ル・マンから2ヶ月後の8月17日。ケンは、新しく改良した車をスタートさせる。ピーターは、親指を立てて〔サムズアップ〕、父にエールを送る(1枚目の写真)。車が遠くに消えると、フィルに 「いい車だね」と言う。父が運転する車は、丘を下った辺りで、何かに突っ込んだように激しく砂塵を立てる。それを見たフィルたちは、一斉に駆けて行く。ピーターは、立ちすくんでそれを見ている(2枚目の写真)。すると、それに気付いたシェルビーが、走るのをやめ、振り返ってピーターを見る(3枚目の写真)。この事故で、ケン・マイルズは47歳で死亡する。その時のピーターは、もうすぐ15歳。

事故から約半年後。ケンのことが忘れられないシェルビーは、ケンの家の近くまで車で行く。そして、自室に飾っておいたスパナを手に持って車から降りる。

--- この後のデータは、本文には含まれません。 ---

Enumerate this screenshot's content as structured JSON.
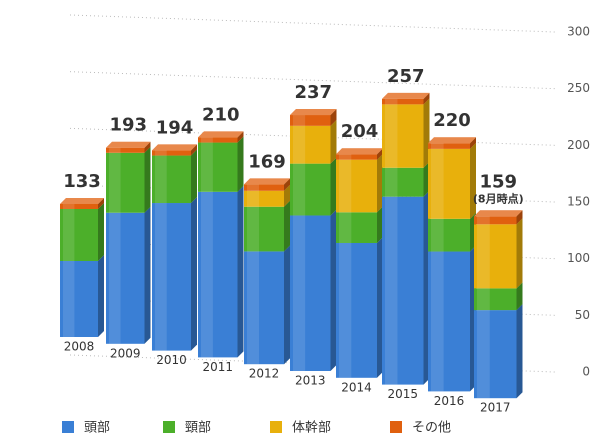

家を見て、行こうかどうか迷っていると、背後からピーターの声がする。「シェルビーさん」。シェルビーは、振り向き、「やあ、ピーター」と言う。ピーター:「そのスパナ、覚えてるよ。父さんが、あなたに投げた」。「そうだ」。「なぜ?」。「何か、怒らせるようなことを言った。いろんな呼び方もしたし〔負け犬、間抜けづら〕」。「そうだね。母さんと話したいの?」。「そう… 挨拶して様子を訊こうと思って… 考え直したんだ。言葉は… 役立たないって」。そこで、話題を変える。「物は役に立つ。何かを作れるし、直したりもできる」。こう言うと、ピーターにスパナを渡す(1枚目の写真)。「君のお父さんは…」。「あなたの友達だった」。「そうだった。それに、お父さんは 君のことをとても気に入ってた〔finer than frog fur〕」(2枚目の写真)〔『サバービコン/仮面を被った街』で、Matt DamonがNoah Jupeの父親を演じた時は、こんな優しい顔は一度も見せなかった。このシーンの方が、本当の親子のように見える〕。その時、母が呼ぶ声が聞こえる。「母さんを手伝ってこなくちゃ」(3枚目の写真)。「ここで何やってる。行けよ」。「じゃあね」。映画のこのエンディングを見ていると、ピーターは、父の死後シェルビーの工房は訪れていない。実際のピーターも、父の死の数ヶ月後から、映画には登場しなかったが、父の友人だったDick Troutmanのカルヴァー・シティ〔ハリウッドの南西約10キロ〕にあるカスタムカーショップ〔特注車店〕で週末に働くようになる。そして、14年間 腕を磨くと、メカニックとして独り立ちし、レーサーのイヴァン・スチュワートと組み、1991年3月のNissan 400 overall championshipで優勝した際、クルーのチーフを務めた。そうした活躍を含め、Los Angeles Timesの1991.6.6の記事にピーターのことが掲載されている。